The issue of no-shows and overbooking exemplifies two structural issues within the shipping industry: a lack of communication or trust between shippers and carriers, and a failure to forecast capacity accurately.
In theory, these issues would not exist at all considering each ship has a determined number of slots to fill, and containers are rarely filled without extensive planning. In other words, shippers know just how much they need to ship on a specific route at any given point, and carriers know just how much capacity they can afford to carry.
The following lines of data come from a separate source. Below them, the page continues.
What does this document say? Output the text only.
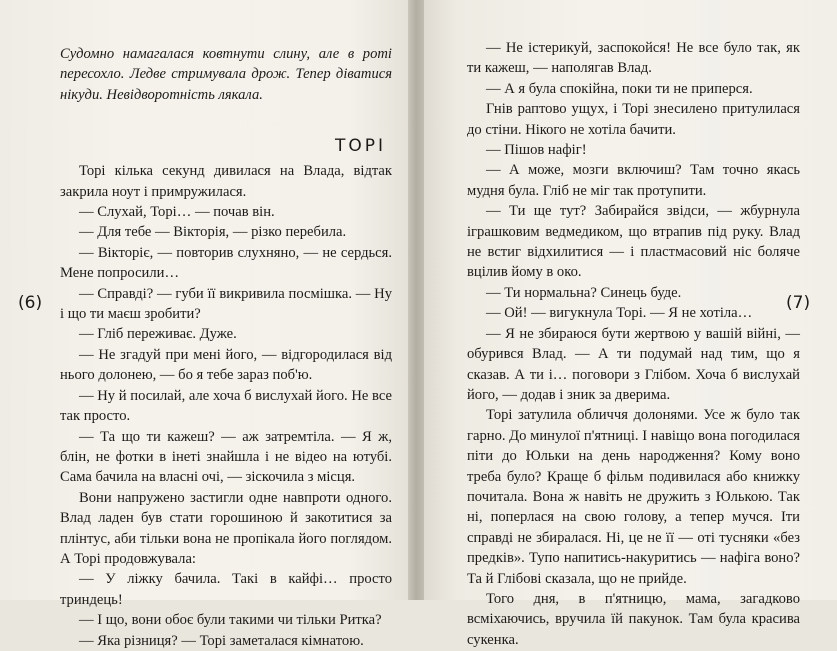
(6)

Судомно намагалася ковтнути слину, але в роті пересохло. Ледве стримувала дрож. Тепер діватися нікуди. Невідворотність лякала.

ТОРІ

Торі кілька секунд дивилася на Влада, відтак закрила ноут і примружилася.

— Слухай, Торі… — почав він.

— Для тебе — Вікторія, — різко перебила.

— Вікторіє, — повторив слухняно, — не сердься. Мене попросили…

— Справді? — губи її викривила посмішка. — Ну і що ти маєш зробити?

— Гліб переживає. Дуже.

— Не згадуй при мені його, — відгородилася від нього долонею, — бо я тебе зараз поб'ю.

— Ну й посилай, але хоча б вислухай його. Не все так просто.

— Та що ти кажеш? — аж затремтіла. — Я ж, блін, не фотки в інеті знайшла і не відео на ютубі. Сама бачила на власні очі, — зіскочила з місця.

Вони напружено застигли одне навпроти одного. Влад ладен був стати горошиною й закотитися за плінтус, аби тільки вона не пропікала його поглядом. А Торі продовжувала:

— У ліжку бачила. Такі в кайфі… просто триндець!

— І що, вони обоє були такими чи тільки Ритка?

— Яка різниця? — Торі заметалася кімнатою.

(7)

— Не істерикуй, заспокойся! Не все було так, як ти кажеш, — наполягав Влад.

— А я була спокійна, поки ти не приперся.

Гнів раптово ущух, і Торі знесилено притулилася до стіни. Нікого не хотіла бачити.

— Пішов нафіг!

— А може, мозги включиш? Там точно якась мудня була. Гліб не міг так протупити.

— Ти ще тут? Забирайся звідси, — жбурнула іграшковим ведмедиком, що втрапив під руку. Влад не встиг відхилитися — і пластмасовий ніс боляче вцілив йому в око.

— Ти нормальна? Синець буде.

— Ой! — вигукнула Торі. — Я не хотіла…

— Я не збираюся бути жертвою у вашій війні, — обурився Влад. — А ти подумай над тим, що я сказав. А ти і… поговори з Глібом. Хоча б вислухай його, — додав і зник за дверима.

Торі затулила обличчя долонями. Усе ж було так гарно. До минулої п'ятниці. І навіщо вона погодилася піти до Юльки на день народження? Кому воно треба було? Краще б фільм подивилася або книжку почитала. Вона ж навіть не дружить з Юлькою. Так ні, поперлася на свою голову, а тепер мучся. Іти справді не збиралася. Ні, це не її — оті тусняки «без предків». Тупо напитись-накуритись — нафіга воно? Та й Глібові сказала, що не прийде.

Того дня, в п'ятницю, мама, загадково всміхаючись, вручила їй пакунок. Там була красива сукенка.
However, a shipper's late cancellation or the absence of cargo sets in motion a chain of events that degrades the carrier’s bottom line. It's not a problem with a single shipper, but it becomes a tragedy of commons when shippers take advantage of carriers' seemingly-generous cancellation policies. Then, when a carrier overbooks to compensate, regardless of whether there's an ultimate roll-over, a vicious cycle is created, leaving both parties frustrated and in the red. According to Freight Hub, some carriers overbook up to 50% of ships. Both sides cheat; both sides suffer.
The ESC's call to accept fees, such as the ones recently imposed by Hapag-Lloyd and CMA CGM, is a step in the positive direction to fix this issue. However, the underlying problem would be fixed is capacity was forecasted more accurately — but that would require efficient communication.